Human erythropoiesis is an exquisitely controlled multistep developmental process, and its dysregulation leads to numerous human diseases. Transcriptome and epigenome studies provided insights into system‐wide regulation, but we currently lack a global mechanistic view on the dynamics of proteome and post‐translational regulation coordinating erythroid maturation.
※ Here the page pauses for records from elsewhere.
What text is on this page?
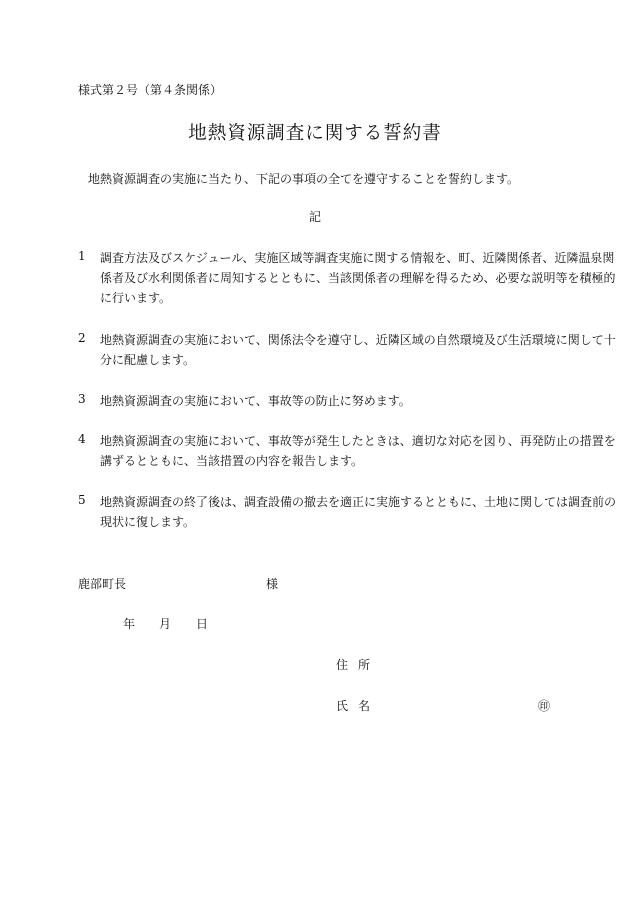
様式第２号（第４条関係）
地熱資源調査に関する誓約書
地熱資源調査の実施に当たり、下記の事項の全てを遵守することを誓約します。
記
1 調査方法及びスケジュール、実施区域等調査実施に関する情報を、町、近隣関係者、近隣温泉関
係者及び水利関係者に周知するとともに、当該関係者の理解を得るため、必要な説明等を積極的
に行います。
2 地熱資源調査の実施において、関係法令を遵守し、近隣区域の自然環境及び生活環境に関して十
分に配慮します。
3 地熱資源調査の実施において、事故等の防止に努めます。
4 地熱資源調査の実施において、事故等が発生したときは、適切な対応を図り、再発防止の措置を
講ずるとともに、当該措置の内容を報告します。
5 地熱資源調査の終了後は、調査設備の撤去を適正に実施するとともに、土地に関しては調査前の
現状に復します。
鹿部町長	様
年 月 日
住所
氏名	㊞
We established a mass spectrometry (MS)‐based proteomics workflow to quantify and dynamically track 7,400 proteins and 27,000 phosphorylation sites of five distinct maturation stages of in vitro reconstituted erythropoiesis of CD34⁺ HSPCs. Our data reveal developmental regulation through drastic proteome remodeling across stages of erythroid maturation encompassing most protein classes. This includes various orchestrated changes in solute carriers indicating adjustments to altered metabolic requirements. To define the distinct proteome of each maturation stage, we developed a computational deconvolution approach which revealed stage‐specific marker proteins. The dynamic phosphoproteomes combined with a kinome‐targeted CRISPR/Cas9 screen uncovered coordinated networks of erythropoietic kinases and pinpointed downregulation of c‐Kit/MAPK signaling axis as key driver of maturation. Our system‐wide view establishes the functional dynamic of complex phosphosignaling networks and regulation through proteome remodeling in erythropoiesis.

中文翻译：

---

综合蛋白质组学揭示了人类红细胞生成中动态磷酸信号网络的原理

人类红细胞生成是一个精确控制的多步骤发育过程，其失调会导致许多人类疾病。转录组和表观基因组研究提供了对全系统调节的见解，但我们目前缺乏对蛋白质组动力学和协调红系成熟的翻译后调节的全局机制观点。我们建立了基于质谱 (MS) 的蛋白质组学工作流程，以量化和动态跟踪CD34 ^{+ HSPC}体外重建红细胞生成的五个不同成熟阶段的 7,400 个蛋白质和 27,000 个磷酸化位点。我们的数据揭示了通过涵盖大多数蛋白质类别的红细胞成熟阶段的剧烈蛋白质组重塑来进行发育调节。这包括溶质载体的各种精心策划的变化，表明对改变的代谢需求的调整。为了定义每个成熟阶段的独特蛋白质组，我们开发了一种计算反卷积方法，该方法揭示了阶段特异性标记蛋白。动态磷酸化蛋白质组与激酶组靶向 CRISPR/Cas9 筛选相结合，发现了红细胞生成激酶的协调网络，并明确 c-Kit/MAPK 信号轴的下调是成熟的关键驱动因素。我们的全系统观点建立了复杂磷酸信号网络的功能动态以及通过红细胞生成过程中蛋白质组重塑的调节。